Rahma yang tak sengaja mendengar itu semua langsung paham maksud ucapan Sekar. Ia yang gemas dengan Sekar langsung masuk ke dalam kamar dan membuat Sekar terkjut termasuk Hamdan.
“Rahma?”
“Kenapa sulit sekali kamu katakan isi hatimu, Sekar?” Hamdan menatap sang istri dengan bingung.
“Isi hati apa, Rahma?” tanya Hamdan.
“Kamu juga Mas, masa kamu nggak peka sih?”
“Peka apa?”
“Sekar itu ….”
“Rahma tolong, jangan, aku mohon.” Sekar memohon pada Rahma agar ia tak mengatkan isi hatinya. Rahma jadi gemas sendiri dengan Sekar.
“Yasudahlah, aku tidak akan ikut campur urusan kalian lagi.” Rahma keluar dengan raut wajah kesal. Apa susanya sih bilang suka, toh sama suami sendiri. Rahma masuk ke dalam kamarnya dan merebahkan diri. Seketika air matanya menetes.

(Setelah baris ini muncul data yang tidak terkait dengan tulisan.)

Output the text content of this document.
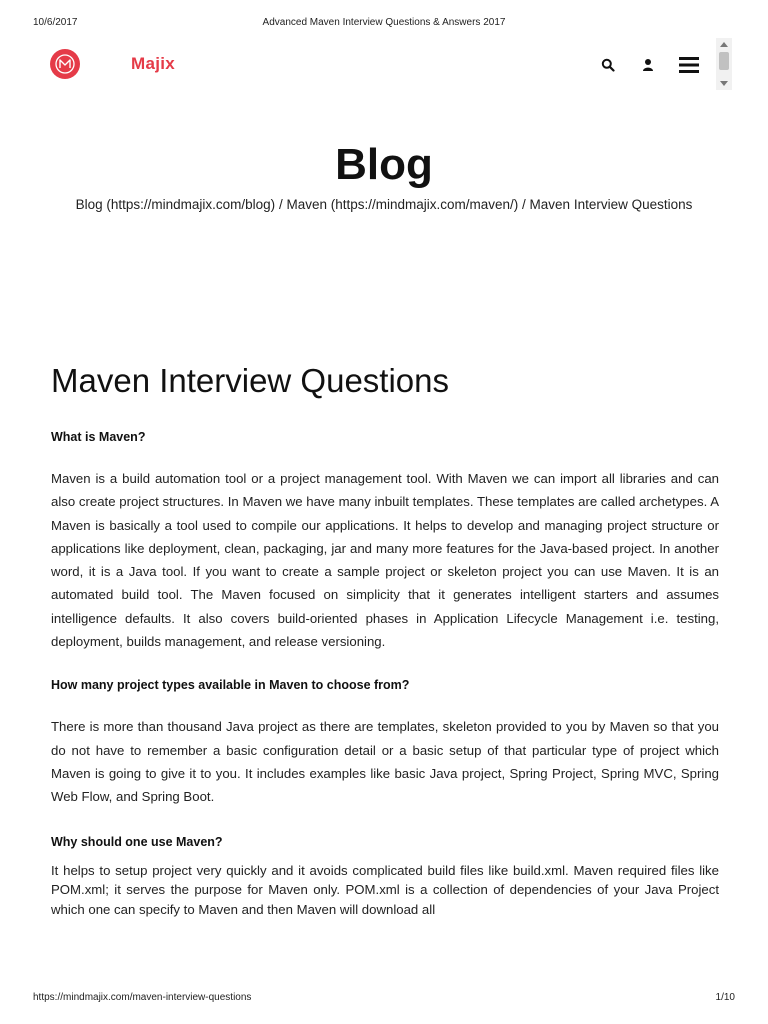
10/6/2017	Advanced Maven Interview Questions & Answers 2017
Majix
Blog
Blog (https://mindmajix.com/blog) / Maven (https://mindmajix.com/maven/) / Maven Interview Questions
Maven Interview Questions
What is Maven?

Maven is a build automation tool or a project management tool. With Maven we can import all libraries and can also create project structures. In Maven we have many inbuilt templates. These templates are called archetypes. A Maven is basically a tool used to compile our applications. It helps to develop and managing project structure or applications like deployment, clean, packaging, jar and many more features for the Java-based project. In another word, it is a Java tool. If you want to create a sample project or skeleton project you can use Maven. It is an automated build tool. The Maven focused on simplicity that it generates intelligent starters and assumes intelligence defaults. It also covers build-oriented phases in Application Lifecycle Management i.e. testing, deployment, builds management, and release versioning.

How many project types available in Maven to choose from?

There is more than thousand Java project as there are templates, skeleton provided to you by Maven so that you do not have to remember a basic configuration detail or a basic setup of that particular type of project which Maven is going to give it to you. It includes examples like basic Java project, Spring Project, Spring MVC, Spring Web Flow, and Spring Boot.

Why should one use Maven?

It helps to setup project very quickly and it avoids complicated build files like build.xml. Maven required files like POM.xml; it serves the purpose for Maven only. POM.xml is a collection of dependencies of your Java Project which one can specify to Maven and then Maven will download all

https://mindmajix.com/maven-interview-questions	1/10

Ternyata tak semudah yang ia kira bila ia mengetahui bahwa Sekar mulai mencintai suaminya itu membuat hati Rahma sakit. Padahal hal ini yang ia harapkan, Rahma benar-benar bodoh. Dan lebih bodoh lagi Sekar, kenapa ia harus menahan diri untuk mengatakan perasaannya?
Karena ia tak enak dengan Rahma? Alasan tidak masuk akal macam apa itu? Jelas-jelas Rahma lah yang meminta Sekar untuk menikahi Hamdan suaminya kenapa sekarang Sekar malah berusaha menutupi perasaannya hanya demi Rahma.